Question

A swimming pool is 5.0 m long, 4.0 m wide, and 3.0 m deep. Compute the force exerted by the water against (a) the bottom and (b) either end. (Hint: Calculate the force on a thin, horizontal strip at a depth h, and integrate this over the end of the pool.) Do not include the force due to air pressure.

Short answer

Answer

1. The force exerted by the water at the bottom is 588000 N,
2. The force exerted by the either ends of the swimming pool is 176400 N.

Step-by-step solution

Step-by-Step Solution Step 1: Identification of the given data

The dimensions of the swimming pool are 5.0 m, 4.0 m, 3.0 m.

Force acting on the bottom of swimming pool

Part (a)

The force acting on the bottom of the swimming pool will be equal to the total weight of the water. The weight of the water is given by,

$F=\rho gV$

Here, $\rho$ is the density of the fluid, g is the acceleration due to gravity whose value is 9.8 m/s², V is the volume of the swimming pool.

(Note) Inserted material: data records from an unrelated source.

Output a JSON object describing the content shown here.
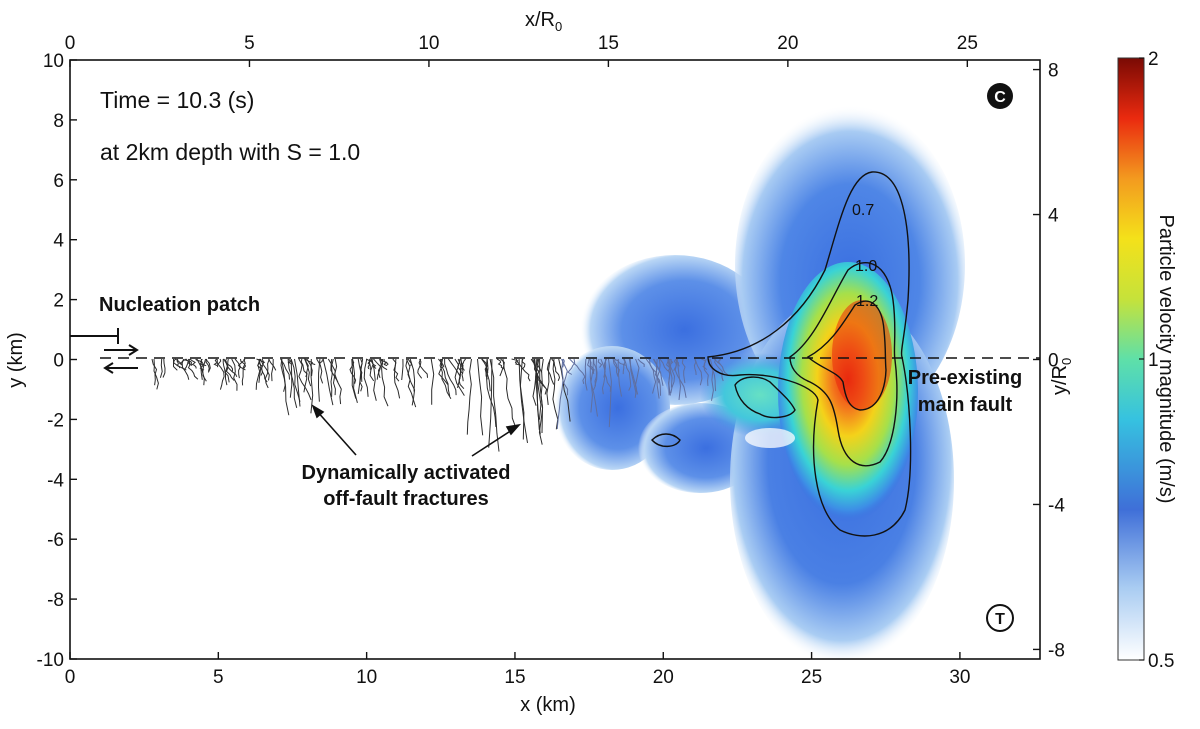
{
  "chart_data": {
    "type": "heatmap",
    "title": "Time = 10.3 (s)",
    "subtitle": "at 2km depth with S = 1.0",
    "xlabel": "x (km)",
    "ylabel": "y (km)",
    "x2label_main": "x/R",
    "x2label_sub": "0",
    "y2label_main": "y/R",
    "y2label_sub": "0",
    "xlim": [
      0,
      32.7
    ],
    "ylim": [
      -10,
      10
    ],
    "x_ticks": [
      0,
      5,
      10,
      15,
      20,
      25,
      30
    ],
    "y_ticks": [
      -10,
      -8,
      -6,
      -4,
      -2,
      0,
      2,
      4,
      6,
      8,
      10
    ],
    "x2_ticks": [
      0,
      5,
      10,
      15,
      20,
      25
    ],
    "x2_scale_km_per_unit": 1.21,
    "y2_ticks": [
      -8,
      -4,
      0,
      4,
      8
    ],
    "y2_scale_km_per_unit": 1.21,
    "colorbar": {
      "label": "Particle velocity magnitude (m/s)",
      "min": 0.5,
      "max": 2,
      "ticks": [
        "0.5",
        "1",
        "2"
      ],
      "scale": "log",
      "colormap": [
        "#ffffff",
        "#a9ccf2",
        "#3f6fd8",
        "#36d9d9",
        "#9be04a",
        "#f4e11a",
        "#f39a1f",
        "#ea2a0f",
        "#7a0a04"
      ]
    },
    "contours": [
      {
        "level": "0.7"
      },
      {
        "level": "1.0"
      },
      {
        "level": "1.2"
      }
    ],
    "labels": {
      "panel_c": "C",
      "panel_t": "T",
      "nucleation": "Nucleation patch",
      "fractures_line1": "Dynamically activated",
      "fractures_line2": "off-fault fractures",
      "fault_line1": "Pre-existing",
      "fault_line2": "main fault"
    }
  }
}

The volume of the swimming pool will be,

$\begin{array}{l}V=\left(\text{5\hspace{0.17em}m}\times 4\text{\hspace{0.17em}m}\times 3\text{\hspace{0.17em}m}\right)\\ V=60{\text{\hspace{0.17em}m}}^3\end{array}$

Substitute 60 m³ for V, 9.8 m/s² for g, 1000 kg/m³ for ρ in the above equation,

$\begin{array}{c}F=\left(1000\text{\hspace{0.17em}kg}/{\text{m}}^{\text{3}}\right)\times \left(9.8\text{\hspace{0.17em}m}/s^{\text{2}}\right)\times \left(60{\text{\hspace{0.17em}m}}^3\right)\left(\frac{1N}{\text{1\hspace{0.17em}kg}\cdot \text{m}/{\text{s}}^{\text{2}}}\right)\\ =588000\text{\hspace{0.17em}N}\end{array}$

Thus, the force exerted by the water at the bottom is 588000 N.

Determination of the force exerted by the water at either end

Part (b)

The pressure exerted by the water may vary vertically so in order to find the force at either end of the pool. Consider a thin horizontal strip of length x equal placed between depth h and dh.

The force acting on the strip will be,

$\begin{array}{c}F=PA\\ =\left(\rho gh\right)\left(xdh\right)\end{array}$

Here,$\rho gh$ is the gauge pressure.

For net force, integrate the force on each horizontal strip.

$\begin{array}{c}F=\underset{0}{\overset{d}{\int }}\left(\rho gh\right)\left(xdh\right)\\ F=\rho gx{\left[\frac{h^2}{2}\right]}_0^d\\ F=\frac{1}{2}\rho gx{d}^2\end{array}$

Here, xis the length of the strip equals to the width of the pool, d is total depth of the pool.

Substitute 4m for x, 9.8 m/s² for g, 1000 kg/m³ for ρ, 3 m for d in the above equation,

$\begin{array}{c}F=\frac{1}{2}\left(1000\text{\hspace{0.17em}kg}/{\text{m}}^{\text{3}}\right)\left(9.8\text{\hspace{0.17em}m}/{\text{s}}^{\text{2}}\right)\left(4\text{\hspace{0.17em}m}\right){\left(3\text{\hspace{0.17em}m}\right)}^2\left(\frac{1\text{\hspace{0.17em}N}}{1\text{\hspace{0.17em}kg}\cdot \text{m}/{\text{s}}^{\text{2}}}\right)\\ =176400\text{\hspace{0.17em}N}\end{array}$

Thus, the force acting on the either ends of the swimming pool will be 176400 N.